The menu said the meatloaf came topped with a tomato gravy so I decided to give it a try since I have been obsessed with the tomato and beef gravy that comes on the meatloaf at Southern Hands for several months now. Since I was going to compare it to Southern Hands I decided to also get my standard sides from the restaurant of turnip greens and purple-hull peas.
The price for the plate lunches is only $6.99. After taking my order the waitress, who was the friendly grandmother-type server you'd expect to find in a country diner, mentioned that it was free banana pudding day so if I wanted she'd bring me some for dessert after my meal. I usually take a pass on dessert but I was born and raised in the South and I don't turn down free 'naner puddin.' The server started to walk off before turning around and mentioning that the restaurant was also offering a special with any meat and two combo of four coconut shrimp for $1. At that point I wasn't sure if she just thought I looked too skinny and needed to be fattened up but I told her to add the shrimp to my order too.
The shrimp came out with my cornbread. Four shrimp, two corn muffins, meatloaf, turnip greens, peas and banana pudding is pretty hefty meal for just $7.99 before tax and tip. I only had a few bites of the corn bread but it was good enough that I could have easily eaten more. I was happen to see that it came with real butter (ingredients: cream, salt) not any type of vegetable oil-based frankenfood.

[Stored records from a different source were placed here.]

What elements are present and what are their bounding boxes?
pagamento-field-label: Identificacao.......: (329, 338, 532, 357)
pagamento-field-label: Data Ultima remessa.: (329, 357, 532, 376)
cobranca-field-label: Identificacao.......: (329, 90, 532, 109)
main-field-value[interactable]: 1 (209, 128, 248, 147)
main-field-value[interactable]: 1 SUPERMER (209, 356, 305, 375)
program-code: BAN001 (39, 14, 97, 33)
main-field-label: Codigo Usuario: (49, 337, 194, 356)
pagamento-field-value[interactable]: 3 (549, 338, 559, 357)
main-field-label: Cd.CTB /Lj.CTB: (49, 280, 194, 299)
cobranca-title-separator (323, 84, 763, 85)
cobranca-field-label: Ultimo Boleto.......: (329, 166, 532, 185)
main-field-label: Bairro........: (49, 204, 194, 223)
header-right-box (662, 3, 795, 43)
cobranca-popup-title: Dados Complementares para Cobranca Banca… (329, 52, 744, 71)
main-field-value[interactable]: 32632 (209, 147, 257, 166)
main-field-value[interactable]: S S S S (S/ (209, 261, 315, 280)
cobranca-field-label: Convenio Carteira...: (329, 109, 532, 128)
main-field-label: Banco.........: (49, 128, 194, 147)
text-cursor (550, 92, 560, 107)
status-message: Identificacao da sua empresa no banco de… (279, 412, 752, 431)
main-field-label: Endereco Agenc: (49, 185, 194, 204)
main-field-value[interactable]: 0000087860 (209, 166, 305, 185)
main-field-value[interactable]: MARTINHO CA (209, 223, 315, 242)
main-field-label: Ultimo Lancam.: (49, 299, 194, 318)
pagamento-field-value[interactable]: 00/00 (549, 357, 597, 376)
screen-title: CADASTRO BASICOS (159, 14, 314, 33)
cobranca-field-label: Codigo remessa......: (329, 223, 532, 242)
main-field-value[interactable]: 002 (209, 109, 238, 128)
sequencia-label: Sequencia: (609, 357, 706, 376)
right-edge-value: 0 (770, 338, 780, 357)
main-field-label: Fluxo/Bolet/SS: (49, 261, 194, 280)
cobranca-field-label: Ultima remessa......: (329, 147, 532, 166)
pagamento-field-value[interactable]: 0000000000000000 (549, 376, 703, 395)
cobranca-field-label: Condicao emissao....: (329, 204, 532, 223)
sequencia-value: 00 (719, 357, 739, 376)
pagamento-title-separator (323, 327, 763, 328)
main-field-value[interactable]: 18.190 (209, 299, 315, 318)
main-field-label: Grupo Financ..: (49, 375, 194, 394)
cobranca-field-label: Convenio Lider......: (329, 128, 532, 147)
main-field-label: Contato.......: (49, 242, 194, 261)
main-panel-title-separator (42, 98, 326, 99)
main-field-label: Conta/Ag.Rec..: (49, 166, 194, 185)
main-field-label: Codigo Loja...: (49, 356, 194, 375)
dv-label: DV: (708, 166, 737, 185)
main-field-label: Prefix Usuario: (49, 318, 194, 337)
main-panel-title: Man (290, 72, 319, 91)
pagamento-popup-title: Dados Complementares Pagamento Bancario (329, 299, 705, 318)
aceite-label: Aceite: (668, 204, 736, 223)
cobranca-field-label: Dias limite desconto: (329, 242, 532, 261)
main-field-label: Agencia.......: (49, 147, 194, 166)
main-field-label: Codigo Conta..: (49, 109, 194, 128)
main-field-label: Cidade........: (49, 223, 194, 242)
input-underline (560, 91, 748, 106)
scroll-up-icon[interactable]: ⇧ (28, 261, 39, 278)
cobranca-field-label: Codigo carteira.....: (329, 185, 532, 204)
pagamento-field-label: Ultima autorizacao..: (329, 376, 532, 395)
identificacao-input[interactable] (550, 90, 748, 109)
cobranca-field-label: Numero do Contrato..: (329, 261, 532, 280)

When my main plate of food came out I was disappointed by the meatloaf since the "tomato gravy" listing in the menu had made me excited. The "tomato gravy" it was swimming in looked like ketchup and tasted like ketchup. Southern Hands has definitely raised my expectations when it comes to meatloaf. Also, at Southern Hands I've gotten spoiled by greens and peas that never need additional seasoning. At the Cottage both were way underseasoned. The greens were fine with some salt, pepper and Bruce's Hot Pepper Sauce. The peas didn't have any pork flavor, which should be the foundation of delicious peas. I added Louisiana Hot Sauce, salt and pepper to them but it is hard to get the salt level right on peas that didn't get enough while they were cooking. Like Plate Lunch in Bartlett the Cottage serves up old-fashioned white country cooking as opposed to flavorful soul food. The portions are generous and none of the food I tried was bad, but there was nothing to truly excite the taste buds other than the dessert.
The cottage served me some some great homemade banana pudding and at a price of free it was impossible to turn down.